Big Chico Creek Water is another ice-cold treat for a hot summer day. I first brewed it for a Fourth of July party I went to in Chico. The hostess, my boss, had invited a few of her employees over for the party, but when we got there it became obvious that we were expected to be wait staff for the real guests, who were her neighbors! The most ambitious guy among us went over to the barn and mucked out the stalls. Big Chico Creek Water offered a welcome relief….
Big Chico Creek Water has no fixed recipe. A beer constructed of leftover amounts of specialty grains, it nonetheless retains certain characteristics. It is very malty, dark amber, with assertive hop bitterness and hop aroma, medium-full body and a bitter finish. Its 5.5 to 6% ABV makes it a bit more than a session beer, but still eminently quaffable.
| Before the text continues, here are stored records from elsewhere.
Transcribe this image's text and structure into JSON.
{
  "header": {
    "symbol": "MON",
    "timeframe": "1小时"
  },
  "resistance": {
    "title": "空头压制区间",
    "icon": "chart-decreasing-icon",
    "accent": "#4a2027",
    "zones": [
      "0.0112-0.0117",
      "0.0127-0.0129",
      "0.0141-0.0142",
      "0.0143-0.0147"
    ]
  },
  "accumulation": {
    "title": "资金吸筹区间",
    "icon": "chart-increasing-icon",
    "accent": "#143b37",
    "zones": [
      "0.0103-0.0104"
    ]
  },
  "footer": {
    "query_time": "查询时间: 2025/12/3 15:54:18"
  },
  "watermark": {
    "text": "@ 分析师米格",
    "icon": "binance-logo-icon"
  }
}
The key ingredient is the “Chico” California ale yeast, which produces a dry but malty beer with a nice full flavor accentuating the hops.
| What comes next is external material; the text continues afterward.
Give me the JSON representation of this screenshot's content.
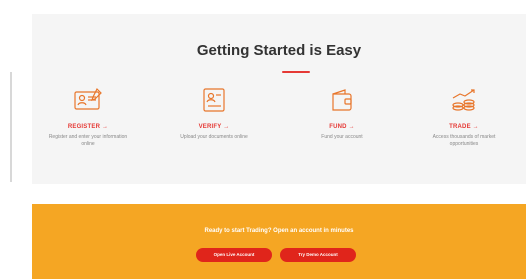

A typical recipe is about 75% pale malt. Anywhere from 400 to 700 grams of specialty malt for a 20 liter batch provide the amber maltiness. This version uses Cara Munich, crystal blend, Special B, Breiss Extra Special, chocolate, and black malts. Flaked barley contributes graininess and a full head.
As with the grain bill, the hop additions vary depending on what is at hand. I have used Nugget, Columbus, Ahtanham, Kent Golding, Challenger, Chinook, Cluster, Cascade, Styrian, Fuggle and Willamette in various combinations. This one is a melange of home-grown hops. A bit of gypsum and sea salt adds an edge to the hop ingredients.
This is a great beer if you want to be drinking a full, rich malt-hop extravaganza in less than four weeks. The yeast ferments quickly, drops out fast, and leaves a bottle-ready brew right in the primary fermenter. Two weeks in the bottle and the potion is dry and smooth, though it will develop its complex flavor for six months or more.